Current International Law is Not an Adequate Regime for Cyberspace

June 3, 2021

States have concluded that there seems to be no reason that international law, specifically the U.N. Charter and rules of customary international law (CIL) derived from the Charter's principles, should not apply to cyberspace. In fact, there is a significant reason: The Charter reflects a bias toward the conventional strategic environment, and CIL has evolved in the shadow of both the conventional and nuclear environments. Thus, the core features of these environments—segmentation, coercion, brute force, and episodic action—conditioned these principles and rules to embody the logic of strategic behavior where conventional and nuclear capabilities could "endanger international peace and security." None of these features characterize the cyber strategic environment. It should be unsurprising, then, that States have struggled to offer comprehensive and in-depth opinio juris on how international law applies to the cyber context. Until new instruments of international law, or interpretations of current law, account for the core features of the cyber strategic environment, the State behaviors they obligate, and how strategic advantage can be achieved lawfully and unlawfully through those behaviors, States will struggle to find cyber relevance in international law. In addition to explaining this perspective, this presentation proposes an adaptation to the rule of non-intervention informed by cyberspace's core strategic features.

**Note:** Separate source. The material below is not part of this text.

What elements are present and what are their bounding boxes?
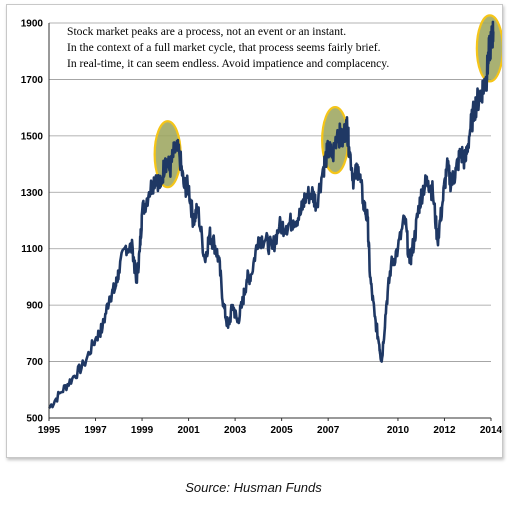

Dr. Michael Fischerkeller is a research staff member in the Information, Technology and Systems Division at the Institute for Defense Analyses, a Federally Funded Research and Development Center. Michael has spent over 20 years supporting the Office of the Secretary of Defense, Joint Chiefs of Staff, and Combatant and Multi-National Force commanders. His areas of expertise are cyber strategy, strategic / operational concept development, and assessment, topics on which he has been published in numerous journals. Since 2016 Dr. Fischerkeller has published over a dozen peer-reviewed articles and essays developing the theory behind the cyber operational approach of persistent engagement and evaluating the alignment, effectiveness, and complementarity in cyberspace of strategies of defense, deterrence, defend forward / persistent engagement and, most recently, international law.